Indis sat in a chair by the hearth. Lalwen knelt on the floor beside her, weeping and wailing and sobbing into her mother's white festival dress. Findis had not moved from the window. She wore a studiedly enigmatic expression, tragically wasted since neither Indis nor Lalwen could have seen it to appreciate it, even if they had wanted to. But old habits die hard.

Lalwen, between sobs, was trying to explain to her mother the full horror of the scene that she had left behind her in her brother's house, but she did not have the words for it. Nolofinwë had been pleading with his wife, practically weeping. That was bad enough; but the peculiar quality of Anairë's resolveto remain in Eldamar would live with her sister-in-law in nightmares until the end of Arda.
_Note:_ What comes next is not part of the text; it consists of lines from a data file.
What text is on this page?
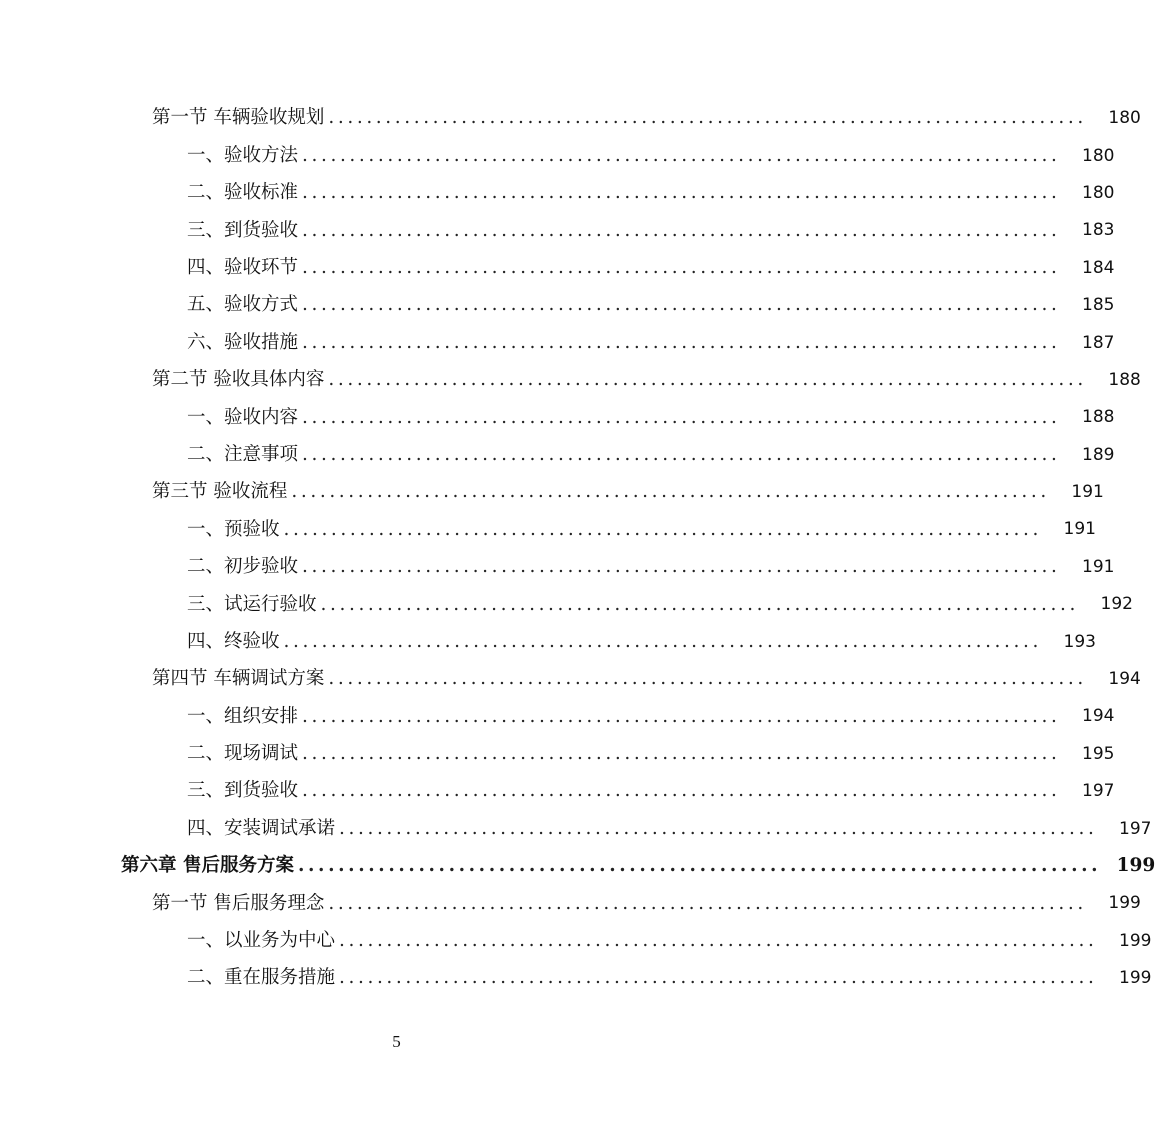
第一节 车辆验收规划 ................................................................................	180
一、验收方法 ................................................................................	180
二、验收标准 ................................................................................	180
三、到货验收 ................................................................................	183
四、验收环节 ................................................................................	184
五、验收方式 ................................................................................	185
六、验收措施 ................................................................................	187
第二节 验收具体内容 ................................................................................	188
一、验收内容 ................................................................................	188
二、注意事项 ................................................................................	189
第三节 验收流程 ................................................................................	191
一、预验收 ................................................................................	191
二、初步验收 ................................................................................	191
三、试运行验收 ................................................................................	192
四、终验收 ................................................................................	193
第四节 车辆调试方案 ................................................................................	194
一、组织安排 ................................................................................	194
二、现场调试 ................................................................................	195
三、到货验收 ................................................................................	197
四、安装调试承诺 ................................................................................	197
第六章 售后服务方案 ................................................................................ 199
第一节 售后服务理念 ................................................................................	199
一、以业务为中心 ................................................................................	199
二、重在服务措施 ................................................................................	199
5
"She was like a rock, a rock! Oh, oh... And it is all my fault!"

"Don't be ridiculous," Findis said crisply. "I should say it was all Anairë's fault, not to mention Eärwen!"

"Oh, how can you? - And now Nolofinwë will hate me! Oh!"

.~.~.~.~.

Findekáno never did find Arakáno. By the time he returned home, this was hardly the most salient of Nolofinwë's domestic problems. Most of the family had in fact forgotten that the boy was missing at all until Itaril remarked casually that 'someone ought to tell him'. She then set off to the house of Arafinwë to do so, not so much deducing Arakáno's presence there as assuming it.

(As well as being extremely clever, she was naturally unemotional, besides which, a grandmother is not the same as a mother.)

The possibility of such a dreadful eventuality had never occurred to Arakáno; what of that? Now that it had found lodging-space in his brain, Itaril's news had a dreadful ring of inevitability to it. Of course Anairë would stay. To what else had all the events of his short life been leading?